In the coming months, the United States Army is sending its first robotic Humvee to a field training exercise to see if the autonomous combat vehicle can accurately destroy targets, as part of a new experimental program to weaponize robots.
The killer Humvee, which is called the ‘Wingman,’ is part of the Joint Capability Technology Demonstration, or JCTD program, where engineers have developed autonomously piloted weaponized vehicles in hopes it will provide direct and indirect fire support for ground troops trapped in dangerous situations on the battlefield.
According to the Army Tank Automotive Research Development and Engineering Center, or TARDEC program, the goal behind the “Wingman” is to train soldiers and weaponized robotic vehicles to work together on the battlefield to confront America’s enemies. Army engineers say it will be Soldiers, not computers, which decide when the robotic Humvee fires a round.
“You’re not going to have these systems go out there like in ‘The Terminator’ [film],” said Thomas B. Udvare, deputy chief of the program. “For the foreseeable future, you will always have a Soldier in the loop.”
The Army Armaments Research Development and Engineering Center, or ARDEC, and the Naval Surface Warfare Center Dahlgren Division are also partners in the program, which was launched last year and funded with roughly $20 million after years of positive testing.
Popular Mechanics explains how the Wingman system works,
Right now, two Humvees make up the Wingman experiment: a manned M151 Humvee and the unmanned M1097 Wingman vehicle.
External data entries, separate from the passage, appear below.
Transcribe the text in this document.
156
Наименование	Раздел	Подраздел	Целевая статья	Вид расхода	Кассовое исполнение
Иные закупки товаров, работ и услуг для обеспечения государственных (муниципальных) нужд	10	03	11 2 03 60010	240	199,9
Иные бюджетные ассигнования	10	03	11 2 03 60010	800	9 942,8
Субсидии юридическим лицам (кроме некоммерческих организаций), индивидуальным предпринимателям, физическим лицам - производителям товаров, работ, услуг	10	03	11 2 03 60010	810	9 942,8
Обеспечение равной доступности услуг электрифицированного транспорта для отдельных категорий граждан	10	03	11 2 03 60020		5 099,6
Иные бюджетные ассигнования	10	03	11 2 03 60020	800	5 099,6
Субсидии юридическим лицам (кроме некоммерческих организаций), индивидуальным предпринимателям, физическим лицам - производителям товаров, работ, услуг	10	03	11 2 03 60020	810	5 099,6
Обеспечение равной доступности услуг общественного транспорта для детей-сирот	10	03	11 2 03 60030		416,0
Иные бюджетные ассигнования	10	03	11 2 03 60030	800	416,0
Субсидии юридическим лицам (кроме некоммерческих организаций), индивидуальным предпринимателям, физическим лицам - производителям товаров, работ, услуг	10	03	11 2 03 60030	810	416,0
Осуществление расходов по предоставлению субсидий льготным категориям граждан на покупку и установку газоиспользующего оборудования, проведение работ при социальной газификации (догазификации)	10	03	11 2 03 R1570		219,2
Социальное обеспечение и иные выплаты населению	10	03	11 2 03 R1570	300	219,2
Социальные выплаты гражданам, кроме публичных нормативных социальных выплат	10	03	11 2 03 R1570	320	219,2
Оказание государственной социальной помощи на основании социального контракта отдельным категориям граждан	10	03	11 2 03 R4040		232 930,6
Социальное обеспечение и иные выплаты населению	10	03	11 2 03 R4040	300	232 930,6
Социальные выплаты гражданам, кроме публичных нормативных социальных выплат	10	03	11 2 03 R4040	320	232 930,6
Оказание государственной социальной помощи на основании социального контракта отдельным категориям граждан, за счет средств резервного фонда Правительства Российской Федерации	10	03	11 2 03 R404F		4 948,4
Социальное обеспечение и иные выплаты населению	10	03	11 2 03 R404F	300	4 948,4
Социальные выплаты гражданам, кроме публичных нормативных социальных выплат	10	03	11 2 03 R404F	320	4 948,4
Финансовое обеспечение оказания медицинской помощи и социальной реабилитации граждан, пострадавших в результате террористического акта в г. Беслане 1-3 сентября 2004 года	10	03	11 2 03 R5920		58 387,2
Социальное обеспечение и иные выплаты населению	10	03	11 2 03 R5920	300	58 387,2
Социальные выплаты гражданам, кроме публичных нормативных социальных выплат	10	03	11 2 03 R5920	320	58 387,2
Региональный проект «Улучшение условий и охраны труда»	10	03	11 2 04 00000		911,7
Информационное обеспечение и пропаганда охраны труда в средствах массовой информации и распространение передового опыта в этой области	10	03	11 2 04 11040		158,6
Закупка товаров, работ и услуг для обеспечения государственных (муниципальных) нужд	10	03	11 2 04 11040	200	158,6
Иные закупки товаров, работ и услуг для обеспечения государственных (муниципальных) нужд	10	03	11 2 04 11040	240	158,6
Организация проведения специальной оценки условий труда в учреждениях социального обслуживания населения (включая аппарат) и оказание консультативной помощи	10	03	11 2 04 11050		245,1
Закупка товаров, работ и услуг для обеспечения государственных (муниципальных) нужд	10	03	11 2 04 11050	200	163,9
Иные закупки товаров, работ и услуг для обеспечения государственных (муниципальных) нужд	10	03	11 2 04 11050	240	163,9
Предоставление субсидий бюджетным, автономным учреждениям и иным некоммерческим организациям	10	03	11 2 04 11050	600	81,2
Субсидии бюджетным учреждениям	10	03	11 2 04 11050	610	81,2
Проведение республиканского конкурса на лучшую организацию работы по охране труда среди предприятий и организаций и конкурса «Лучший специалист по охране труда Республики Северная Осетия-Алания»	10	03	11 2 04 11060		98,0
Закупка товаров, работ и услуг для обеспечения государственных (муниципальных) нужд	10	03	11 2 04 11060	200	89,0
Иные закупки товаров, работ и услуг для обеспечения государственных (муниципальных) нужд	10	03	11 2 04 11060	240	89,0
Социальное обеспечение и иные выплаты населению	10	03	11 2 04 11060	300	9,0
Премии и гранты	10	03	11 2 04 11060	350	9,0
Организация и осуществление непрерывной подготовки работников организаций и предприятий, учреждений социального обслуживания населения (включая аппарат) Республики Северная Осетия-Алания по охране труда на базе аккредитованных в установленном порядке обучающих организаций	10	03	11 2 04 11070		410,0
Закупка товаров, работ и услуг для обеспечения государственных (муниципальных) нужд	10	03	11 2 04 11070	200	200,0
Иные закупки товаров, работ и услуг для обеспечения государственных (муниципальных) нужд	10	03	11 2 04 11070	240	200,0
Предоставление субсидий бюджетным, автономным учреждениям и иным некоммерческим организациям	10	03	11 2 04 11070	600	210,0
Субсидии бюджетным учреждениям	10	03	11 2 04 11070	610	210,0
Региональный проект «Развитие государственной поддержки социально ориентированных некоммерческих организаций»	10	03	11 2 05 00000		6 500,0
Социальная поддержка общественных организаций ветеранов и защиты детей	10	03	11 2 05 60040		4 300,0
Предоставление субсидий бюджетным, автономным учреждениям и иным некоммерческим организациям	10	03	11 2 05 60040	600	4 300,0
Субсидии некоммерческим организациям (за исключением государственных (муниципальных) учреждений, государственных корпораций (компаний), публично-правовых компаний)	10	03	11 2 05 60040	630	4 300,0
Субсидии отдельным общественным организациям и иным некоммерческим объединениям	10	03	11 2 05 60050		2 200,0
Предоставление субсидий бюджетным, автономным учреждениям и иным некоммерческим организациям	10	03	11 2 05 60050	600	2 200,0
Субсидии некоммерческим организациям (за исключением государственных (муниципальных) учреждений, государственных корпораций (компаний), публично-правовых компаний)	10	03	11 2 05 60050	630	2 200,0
Inside the crewed vehicle, three soldiers are assigned to take over key Wingman tasks. One of them handles Wingman’s target detection and laser range-finding, the second drives the vehicle if necessary, and the third pulls the trigger on the Wingman’s gun.
The Army highlights a significant issue with the current Wingman’s armament system. Engineers indicate the program will be upgrading legacy gas-powered M2 .50-caliber machine gun and M240 7.62-millimeter machine gun to an electrically-driven weapon that does not jam like the gas-driven machine gun.
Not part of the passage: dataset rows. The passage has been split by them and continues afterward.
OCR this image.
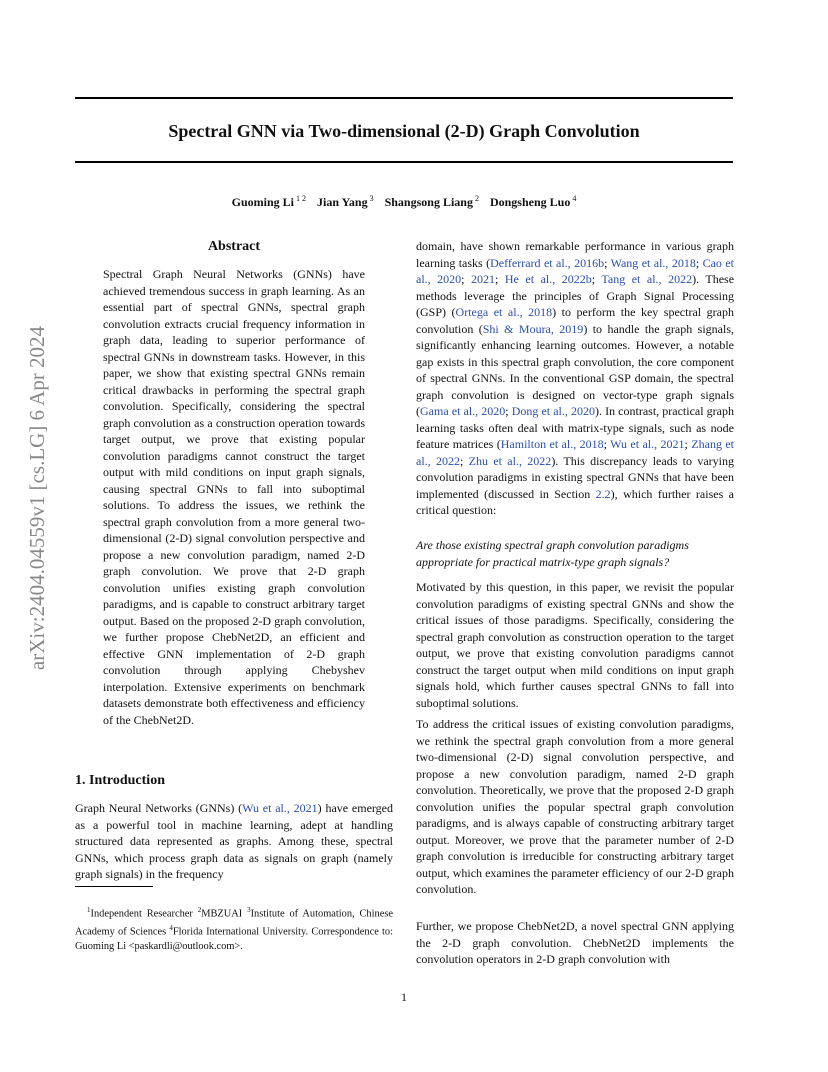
arXiv:2404.04559v1 [cs.LG] 6 Apr 2024
Spectral GNN via Two-dimensional (2-D) Graph Convolution
Guoming Li $^{1 2}$ Jian Yang $^3$ Shangsong Liang $^2$ Dongsheng Luo $^4$
Abstract

Spectral Graph Neural Networks (GNNs) have achieved tremendous success in graph learning. As an essential part of spectral GNNs, spectral graph convolution extracts crucial frequency information in graph data, leading to superior performance of spectral GNNs in downstream tasks. However, in this paper, we show that existing spectral GNNs remain critical drawbacks in performing the spectral graph convolution. Specifically, considering the spectral graph convolution as a construction operation towards target output, we prove that existing popular convolution paradigms cannot construct the target output with mild conditions on input graph signals, causing spectral GNNs to fall into suboptimal solutions. To address the issues, we rethink the spectral graph convolution from a more general two-dimensional (2-D) signal convolution perspective and propose a new convolution paradigm, named 2-D graph convolution. We prove that 2-D graph convolution unifies existing graph convolution paradigms, and is capable to construct arbitrary target output. Based on the proposed 2-D graph convolution, we further propose ChebNet2D, an efficient and effective GNN implementation of 2-D graph convolution through applying Chebyshev interpolation. Extensive experiments on benchmark datasets demonstrate both effectiveness and efficiency of the ChebNet2D.

1. Introduction

Graph Neural Networks (GNNs) (Wu et al., 2021) have emerged as a powerful tool in machine learning, adept at handling structured data represented as graphs. Among these, spectral GNNs, which process graph data as signals on graph (namely graph signals) in the frequency

$^1$Independent Researcher $^2$MBZUAI $^3$Institute of Automation, Chinese Academy of Sciences $^4$Florida International University. Correspondence to: Guoming Li <paskardli@outlook.com>.

domain, have shown remarkable performance in various graph learning tasks (Defferrard et al., 2016b; Wang et al., 2018; Cao et al., 2020; 2021; He et al., 2022b; Tang et al., 2022). These methods leverage the principles of Graph Signal Processing (GSP) (Ortega et al., 2018) to perform the key spectral graph convolution (Shi & Moura, 2019) to handle the graph signals, significantly enhancing learning outcomes. However, a notable gap exists in this spectral graph convolution, the core component of spectral GNNs. In the conventional GSP domain, the spectral graph convolution is designed on vector-type graph signals (Gama et al., 2020; Dong et al., 2020). In contrast, practical graph learning tasks often deal with matrix-type signals, such as node feature matrices (Hamilton et al., 2018; Wu et al., 2021; Zhang et al., 2022; Zhu et al., 2022). This discrepancy leads to varying convolution paradigms in existing spectral GNNs that have been implemented (discussed in Section 2.2), which further raises a critical question:

Are those existing spectral graph convolution paradigms appropriate for practical matrix-type graph signals?

Motivated by this question, in this paper, we revisit the popular convolution paradigms of existing spectral GNNs and show the critical issues of those paradigms. Specifically, considering the spectral graph convolution as construction operation to the target output, we prove that existing convolution paradigms cannot construct the target output when mild conditions on input graph signals hold, which further causes spectral GNNs to fall into suboptimal solutions.

To address the critical issues of existing convolution paradigms, we rethink the spectral graph convolution from a more general two-dimensional (2-D) signal convolution perspective, and propose a new convolution paradigm, named 2-D graph convolution. Theoretically, we prove that the proposed 2-D graph convolution unifies the popular spectral graph convolution paradigms, and is always capable of constructing arbitrary target output. Moreover, we prove that the parameter number of 2-D graph convolution is irreducible for constructing arbitrary target output, which examines the parameter efficiency of our 2-D graph convolution.

Further, we propose ChebNet2D, a novel spectral GNN applying the 2-D graph convolution. ChebNet2D implements the convolution operators in 2-D graph convolution with

1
“One of the more significant upgrades will be to the weapon system with the addition of ARDEC’s Advanced Remote Armament System to solve an issue with its previous weapon, the M240B machine gun. While the ARAS system remains the same caliber, it is an electrically-driven gun that does not jam like the gas-driven machine gun.”
“Obviously if you’re a kilometer away from your vehicle, jams are not good,” Udvare said. “What’s nice about their electrically-driven system is that the incidents of jamming are greatly reduced.”
The Army’s solution: the Advanced Remote/Robotic Armament System (ARAS). Popular Mechanics dissects the ARAS system and how it is a fitting upgrade to legacy gas weapons:
ARAS is a complete 7.62-millimeter machine gun that weighs 410 lbs. including the mount and 1,500 rounds of ammunition. ARAS has a heavy, fluted barrel that can survive burning through its entire ammo supply in less than five minutes. The gun is capable of 360-degree fire, 90-degree elevation and -30-degree depression. The system can load a fresh ammo pack in just six seconds. ARAS is paired with the Autonomous Remote Engagement System, which uses vision-based automatic target detection and user-specified target selection.
In May, the killer robotic Humvees are expected join engineers at “Grayling, Michigan, or Fort Benning, Georgia, to become certified in daytime operations on a Scout Gunnery Table VI course,” confirmed the Army.
In May, engineers are slated to take the two-vehicle set, which also includes a command and control Humvee manned by five personnel, to Grayling, Michigan, or Fort Benning, Georgia, to become certified in daytime operations on a Scout Gunnery Table VI course. The course is the same one used to train and qualify ground combat vehicle crews before they advance to larger warfighting exercises.
Military personnel could get their first opportunity to work side by side with the killer robotic Humvee come October, when “engineers hope to conduct an operational user assessment at Fort Benning using Soldiers and Marines,” added the Army.
“We saw the Table VI as an opportunity,” Udvare said. “The course may not test all of our capabilities and may not show all of our flaws, but at least it’s a beginning point to start to assess these platforms and drive technology.”
“By 2035, advances in technology may allow a Soldier to manage multiple assets such as combat vehicles, unmanned aerial vehicles and reconnaissance vehicles at the same time in combat, Udvare said.
“Autonomous systems aren’t going to be smart enough to be on their own for decades,” Udvare added.
“How we make split decisions on what we process in our environment … is very complex”
“To add autonomous platforms to the manned formations and have both the man and the machine work side-by-side to accomplish a mission is pretty powerful,” Udvare said.